The rest of the long weekend went lazily, with much lolling about Cornwall Park and strolling through the twilit university. Betty could develop a taste for having entire days off.
In the evening, she and the husband person went to the movies. There has been rather a rash of this going around, of late: Betty saw Life of Pi with her sisters over Christmas, and Les Miserables just the other week. This time was The Master.
Betty feels the need to point out that though she has a very high tolerance – a soft spot, in fact – for Paul Thomas Anderson, his work is seldom seemly. The Master is nuanced and beautiful; it tells the story of the leader of a movement called simply the Cause, and the broken stranger who threatens to be either his soulmate or his undoing.
Joaquin Phoenix’s character Freddy Quell is breathtakingly tragic – a piece of ex-Naval jetsam, grimly kyphosed, post-traumatic, abandoned and out of place, alcoholic to a near-savant degree, still sparking from the burns inflicted on his soul by military action and peacetime missteps in love.
Philip Seymour Hoffman is the Master himself, a charismatic and down-to-earth auteur huckster. He is flailing somewhat in the process of writing his philosophical movement’s difficult second treatise, navigating the inconveniences of legal and domestic restrictions on his wishes that the Cause should allow him to cure, love, enjoy and experience all. In the face of disgruntled disciples, obstreperous policemen, and herself (beautifully played, again, by Amy Adams, qv), Freddy is a breath of fresh air – a blank slate, a listening ear, a second chance. The dance the two do together, under the wife’s suspicious eye, shows most sensitively the varied pulls of faith and love, of independence and of pain.

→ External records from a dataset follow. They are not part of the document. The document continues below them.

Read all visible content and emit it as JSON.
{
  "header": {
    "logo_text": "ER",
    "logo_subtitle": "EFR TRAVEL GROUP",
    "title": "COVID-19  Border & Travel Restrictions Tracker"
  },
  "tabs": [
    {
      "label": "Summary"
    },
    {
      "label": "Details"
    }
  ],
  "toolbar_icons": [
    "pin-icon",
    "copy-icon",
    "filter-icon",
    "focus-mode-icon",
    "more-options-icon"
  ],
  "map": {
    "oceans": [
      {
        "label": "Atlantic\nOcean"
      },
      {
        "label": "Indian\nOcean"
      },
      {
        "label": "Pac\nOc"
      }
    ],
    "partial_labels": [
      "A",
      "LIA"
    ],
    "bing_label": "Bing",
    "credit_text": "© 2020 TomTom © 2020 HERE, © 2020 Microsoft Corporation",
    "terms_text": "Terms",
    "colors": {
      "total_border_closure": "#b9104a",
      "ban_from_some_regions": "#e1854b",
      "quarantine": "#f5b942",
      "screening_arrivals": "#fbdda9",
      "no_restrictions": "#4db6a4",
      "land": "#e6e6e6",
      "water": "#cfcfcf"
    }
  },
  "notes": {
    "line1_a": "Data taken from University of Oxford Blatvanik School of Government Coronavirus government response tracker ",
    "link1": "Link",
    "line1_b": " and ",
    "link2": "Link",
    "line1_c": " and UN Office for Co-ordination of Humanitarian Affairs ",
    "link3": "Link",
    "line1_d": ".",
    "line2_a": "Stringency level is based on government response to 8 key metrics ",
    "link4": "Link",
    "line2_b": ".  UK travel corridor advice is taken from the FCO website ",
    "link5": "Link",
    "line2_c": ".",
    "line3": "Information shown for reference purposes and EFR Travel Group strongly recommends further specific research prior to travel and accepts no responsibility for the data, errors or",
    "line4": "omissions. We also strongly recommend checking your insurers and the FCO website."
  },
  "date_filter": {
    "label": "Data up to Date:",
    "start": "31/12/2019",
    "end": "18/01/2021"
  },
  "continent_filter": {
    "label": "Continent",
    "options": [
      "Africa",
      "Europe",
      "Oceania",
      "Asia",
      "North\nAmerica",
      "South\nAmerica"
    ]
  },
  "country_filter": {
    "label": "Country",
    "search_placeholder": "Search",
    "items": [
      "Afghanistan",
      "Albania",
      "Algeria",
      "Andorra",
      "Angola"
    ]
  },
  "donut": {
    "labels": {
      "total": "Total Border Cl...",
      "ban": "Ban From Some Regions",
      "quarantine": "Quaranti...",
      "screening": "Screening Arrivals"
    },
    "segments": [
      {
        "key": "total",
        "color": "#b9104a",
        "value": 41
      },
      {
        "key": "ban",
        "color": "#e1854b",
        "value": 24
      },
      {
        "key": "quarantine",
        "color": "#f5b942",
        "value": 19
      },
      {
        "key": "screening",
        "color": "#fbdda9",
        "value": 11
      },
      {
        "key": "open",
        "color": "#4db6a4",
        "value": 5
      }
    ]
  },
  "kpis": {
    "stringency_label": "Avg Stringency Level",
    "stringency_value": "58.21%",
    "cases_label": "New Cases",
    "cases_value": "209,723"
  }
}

A fellow-congregant of Betty’s once remarked that a life lived in church had given him nothing if not a deep understanding of battered woman syndrome. He wasn’t being cynical – in faith, as in any good thing, opportunities to abuse each other abound, even before we face problems like significant doubt, or scandal. The Cause has plenty of worrying tenets, and the Master is unquestionably gifted to lead with authority, though he’s not the out-and-out deceiver one might want to believe he must be (comparisons to L. Ron Hubbard are justified but glib). To follow, or to go back, or to hang on for dear life is as natural as breathing, whether we’re grasping onto a violent spouse or a dangerous cult or a culture of painful potlucks; and, confusingly, we ourselves are often the party that’s no better than it should be. What then? If love, let go?
One suspects that the scars on Freddy’s soul would take as long to heal as Joaquin’s shoulders will take to complete the long migration to his back (his is a performance that excited Betty’s artistic admiration and professional horror in equal measure). But then one never knows. How few of us, really, are master of anything.